Pergolakan antara pro dan kontra Papua Merdeka hingga kini menjadi
sebuah perdebatan antara NKRI harga mati atau Merdeka harga mati.
Celakanya mereka-mereka yang dianggap penggangu pelaksanaan Pepera 1969
ditangkap dan dipenjara. Pelaksanaan Penentuan Pendapat Rakyat(Pepera)
14 Juli 1969 sampai dengan 2 Agustus 1969 memerlukan suasana tenang dan
tenteram.
Menurut buku terbitan Pemerintah Provinsi Irian Barat berjudul Pepera
1969 disebutkan terpaksalah para penggangu keamanan dan para
pemimpinnya serta keamanan pribadi mereka harus diamankan oleh pihak
aparat.
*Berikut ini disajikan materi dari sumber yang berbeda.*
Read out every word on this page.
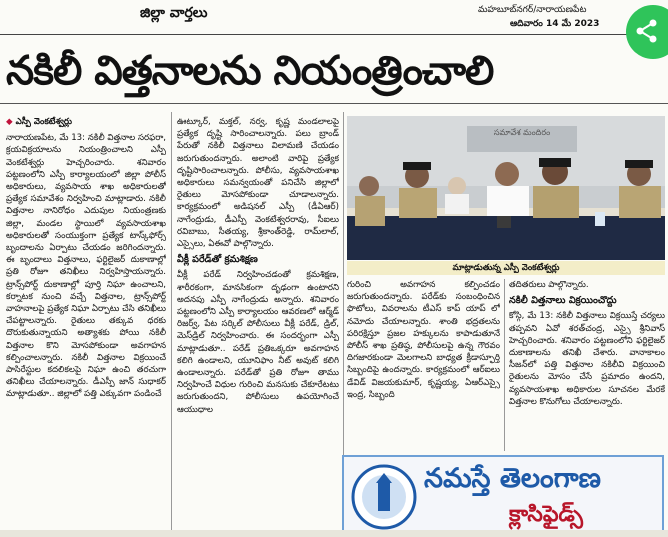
జిల్లా వార్తలు	మహబూబ్‌నగర్/నారాయణపేట
ఆదివారం 14 మే 2023
నకిలీ విత్తనాలను నియంత్రించాలి

◆ ఎస్పీ వెంకటేశ్వర్లు

నారాయణపేట, మే 13: నకిలీ విత్తనాల సరఫరా, క్రయవిక్రయాలను నియంత్రించాలని ఎస్పీ వెంకటేశ్వర్లు హెచ్చరించారు. శనివారం పట్టణంలోని ఎస్పీ కార్యాలయంలో జిల్లా పోలీస్ అధికారులు, వ్యవసాయ శాఖ అధికారులతో ప్రత్యేక సమావేశం నిర్వహించి మాట్లాడారు. నకిలీ విత్తనాల నానిరోధం ఎదుపుల నియంత్రణకు జిల్లా, మండల స్థాయిలో వ్యవసాయశాఖ అధికారులతో సంయుక్తంగా ప్రత్యేక టాస్క్‌ఫోర్స్ బృందాలను ఏర్పాటు చేయడం జరిగిందన్నారు. ఈ బృందాలు విత్తనాలు, ఫర్టిలైజర్ దుకాణాల్లో ప్రతి రోజూ తనిఖీలు నిర్వహిస్తాయన్నారు. ట్రాన్స్‌పోర్ట్ దుకాణాల్లో పూర్తి నిఘా ఉంచాలని, కర్నాటక నుంచి వచ్చే విత్తనాల, ట్రాన్స్‌పోర్ట్ వాహనాలపై ప్రత్యేక నిఘా ఏర్పాటు చేసి తనిఖీలు చేపట్టాలన్నారు. రైతులు తక్కువ ధరకు దొరుకుతున్నాయని అత్యాశకు పోయి నకిలీ విత్తనాల కొని మోసపోకుండా అవగాహన కల్పించాలన్నారు. నకిలీ విత్తనాల విక్రయించే పాసిరేస్టుల కదలికలపై నిఘా ఉంచి తరచుగా తనిఖీలు చేయాలన్నారు. డీఎస్పీ జాన్ సుధాకర్ మాట్లాడుతూ.. జిల్లాలో పత్తి ఎక్కువగా పండించే

ఊట్కూర్, మక్తల్, నర్వ, కృష్ణ మండలాలపై ప్రత్యేక దృష్టి సారించాలన్నారు. పలు బ్రాండ్ పేరుతో నకిలీ విత్తనాలు విలామణి చేయడం జరుగుతుందన్నారు. అలాంటి వారిపై ప్రత్యేక దృష్టిసారించాలన్నారు. పోలీసు, వ్యవసాయశాఖ అధికారులు సమన్వయంతో పనిచేసి జిల్లాలో రైతులు మోసపోకుండా చూడాలన్నారు. కార్యక్రమంలో అడిషనల్ ఎస్పీ (డీఏఆర్) నాగేంద్రుడు, డీఎస్పీ వెంకటేశ్వరరావు, సీఐలు రవిబాబు, సీతయ్య, శ్రీకాంత్‌రెడ్డి, రామ్‌లాల్, ఎస్సైలు, ఏఈవో పాల్గొన్నారు.

వీక్లీ పరేడ్‌తో క్రమశిక్షణ

వీక్లీ పరేడ్ నిర్వహించడంతో క్రమశిక్షణ, శారీరకంగా, మానసికంగా దృఢంగా ఉంటారని అదనపు ఎస్పీ నాగేంద్రుడు అన్నారు. శనివారం పట్టణంలోని ఎస్పీ కార్యాలయం ఆవరణలో ఆర్మ్‌డ్ రిజర్వ్, పేట సర్కిల్ పోలీసులు వీక్లీ పరేడ్, డ్రిల్, మెస్‌డ్రిల్ నిర్వహించారు. ఈ సందర్భంగా ఎస్పీ మాట్లాడుతూ.. పరేడ్ ప్రతిఒక్కరూ అవగాహన కలిగి ఉండాలని, యూనిఫాం నీట్ అవుట్ కలిగి ఉండాలన్నారు. పరేడ్‌తో ప్రతి రోజూ తాము నిర్వహించే విధుల గురించి మనసుకు చేకూరేటటు జరుగుతుందని, పోలీసులు ఉపయోగించే ఆయుధాల

సమావేశ మందిరం
మాట్లాడుతున్న ఎస్పీ వెంకటేశ్వర్లు

గురించి అవగాహన కల్పించడం జరుగుతుందన్నారు. పరేడ్‌కు సంబంధించిన ఫొటోలు, వివరాలను టీఎస్ కాప్ యాప్ లో నమోదు చేయాలన్నారు. శాంతి భద్రతలను పరిరక్షిస్తూ ప్రజల హక్కులను కాపాడుతూనే పోలీస్ శాఖ ప్రతిష్ఠ, పోలీసులపై ఉన్న గౌరవం దిగజారకుండా మెలగాలని బాధ్యత క్రీడాస్ఫూర్తి సిబ్బందిపై ఉందన్నారు. కార్యక్రమంలో ఆర్‌ఐలు డేవిడ్ విజయకుమార్, కృష్ణయ్య, ఏఆర్ఎస్సై ఇంద్ర, సిబ్బంది

తదితరులు పాల్గొన్నారు.

నకిలీ విత్తనాలు విక్రయించొద్దు

కోస్గి, మే 13: నకిలీ విత్తనాలు విక్రయిస్తే చర్యలు తప్పవని ఏవో శరత్‌చంద్ర, ఎస్సై శ్రీనివాస్ హెచ్చరించారు. శనివారం పట్టణంలోని ఫర్టిలైజర్ దుకాణాలను తనిఖీ చేశారు. వానాకాలం సీజన్‌లో పత్తి విత్తనాల నకిలీవి విక్రయించి రైతులను మోసం చేసే ప్రమాదం ఉందని, వ్యవసాయశాఖ అధికారుల సూచనల మేరకే విత్తనాల కొనుగోలు చేయాలన్నారు.

నమస్తే తెలంగాణ
క్లాసిఫైడ్స్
Tindakan pengamanan mereka disusul dengan meneliti para tahanan,
untuk menilai apakah mereka dihasut atau karena pengertian yang sesat.
Bahkan dua bulan sebelum pelaksanaan Pepera, pada 30 April 1969
terjadi pemberontakan di Enarotali wilayah Paniai. Terlibat sebanyak 120
anggota polisi putra Papua dengan persenjataan lengkap, dibantu puluhan
ribu rakyat Paniai menentang pemerintah Indonesia. Mereka juga
mendukung pelaksanaan Pepera atau Act of free choice yaitu pemilihan
praktis yang dapat mewakili pikiran rakyat untuk menentukan kehendaknya.
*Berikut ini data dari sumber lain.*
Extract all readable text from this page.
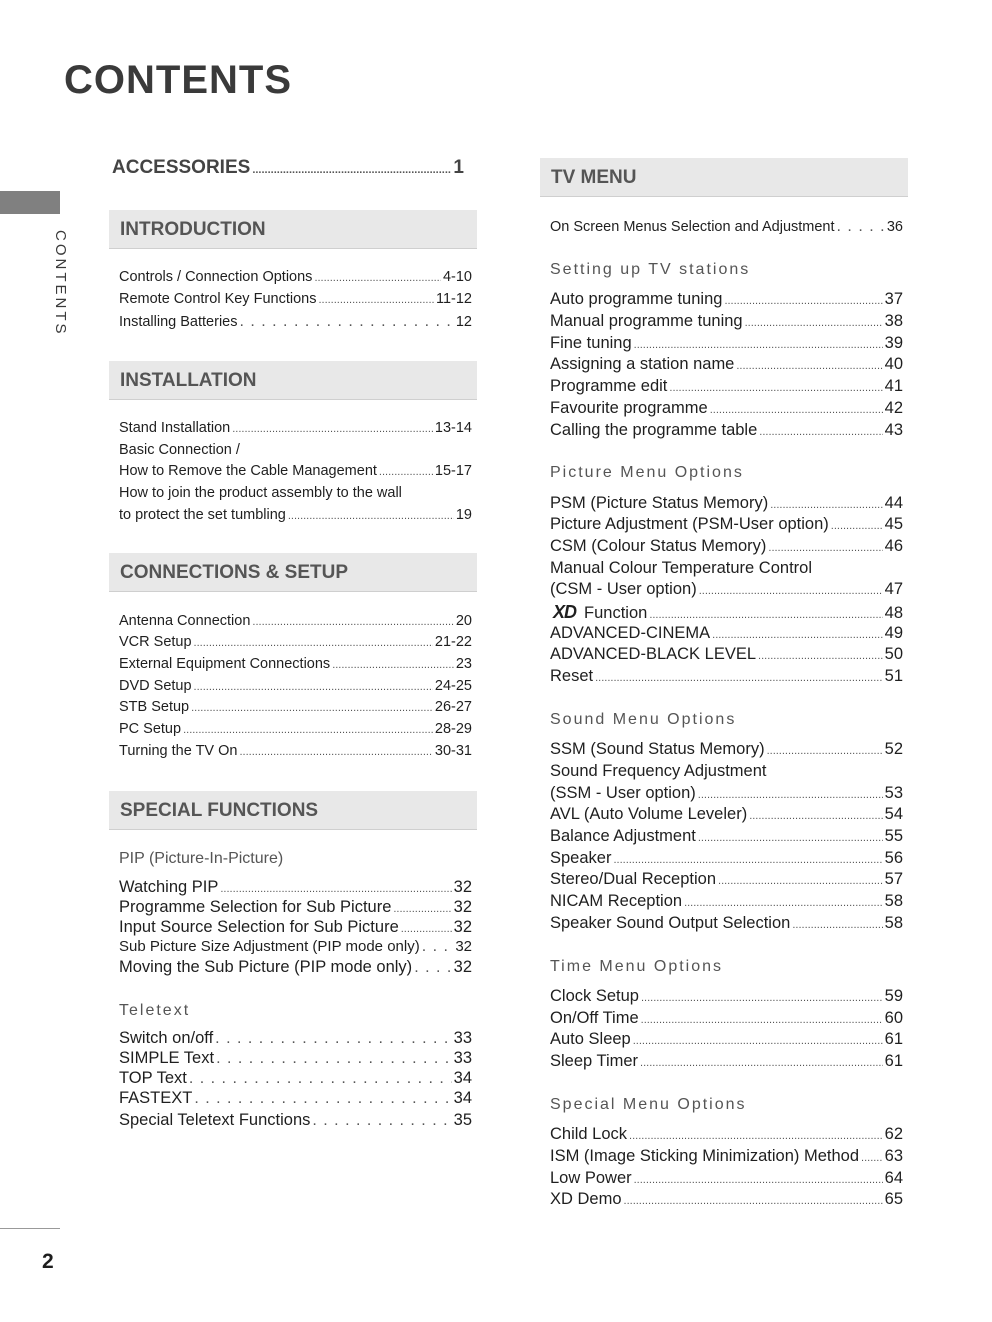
CONTENTS
CONTENTS
2
ACCESSORIES .....	1
INTRODUCTION
Controls / Connection Options .....	4-10
Remote Control Key Functions .....	11-12
Installing Batteries . . .	12
INSTALLATION
Stand Installation .....	13-14
Basic Connection /
How to Remove the Cable Management .....	15-17
How to join the product assembly to the wall
to protect the set tumbling .....	19
CONNECTIONS & SETUP
Antenna Connection .....	20
VCR Setup .....	21-22
External Equipment Connections .....	23
DVD Setup .....	24-25
STB Setup .....	26-27
PC Setup .....	28-29
Turning the TV On .....	30-31
SPECIAL FUNCTIONS
PIP (Picture-In-Picture)
Watching PIP .....	32
Programme Selection for Sub Picture .....	32
Input Source Selection for Sub Picture .....	32
Sub Picture Size Adjustment (PIP mode only) . . . 32
Moving the Sub Picture (PIP mode only) . . .	32
Teletext
Switch on/off . . .	33
SIMPLE Text . . .	33
TOP Text . . .	34
FASTEXT . . .	34
Special Teletext Functions . . .	35
TV MENU
On Screen Menus Selection and Adjustment . . .	36
Setting up TV stations
Auto programme tuning .....	37
Manual programme tuning .....	38
Fine tuning .....	39
Assigning a station name .....	40
Programme edit .....	41
Favourite programme .....	42
Calling the programme table .....	43
Picture Menu Options
PSM (Picture Status Memory) .....	44
Picture Adjustment (PSM-User option) .....	45
CSM (Colour Status Memory) .....	46
Manual Colour Temperature Control
(CSM - User option) .....	47
XD Function .....	48
ADVANCED-CINEMA .....	49
ADVANCED-BLACK LEVEL .....	50
Reset .....	51
Sound Menu Options
SSM (Sound Status Memory) .....	52
Sound Frequency Adjustment
(SSM - User option) .....	53
AVL (Auto Volume Leveler) .....	54
Balance Adjustment .....	55
Speaker .....	56
Stereo/Dual Reception .....	57
NICAM Reception .....	58
Speaker Sound Output Selection .....	58
Time Menu Options
Clock Setup .....	59
On/Off Time .....	60
Auto Sleep .....	61
Sleep Timer .....	61
Special Menu Options
Child Lock .....	62
ISM (Image Sticking Minimization) Method ..... 63
Low Power .....	64
XD Demo .....	65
Sistem ini dalam dunia modern yaitu , “one man one vote atau satu orang
satu suara.”
Bagi pemerintah Indonesia jelas tak mungkin melaksanakan sistem one
man one vote, karena wilayah georgrafis yang sulit dan masalah
transportasi. Wilayah Papua yang begitu luas dan tak mungkin bisa
dilakukan sebaiknya perwakilan rakyat, “Stamhoulder.”
Berpuluh-puluh tahanan telah dilepas termasuk mantan Gubernur Irian
Barat Pertama almarhum EJ Bonay, dan juga mahasiswa kembali mengikuti
kuliah seperti biasanya. Apalagi pemerintah Indonesia telah berhasil
memenangkan Pepera melalui 1025 anggota Dewan Musyawarah Pepera(DMP)
yang dipilih mewakili sebanyak 815.904 penduduk Irian Barat.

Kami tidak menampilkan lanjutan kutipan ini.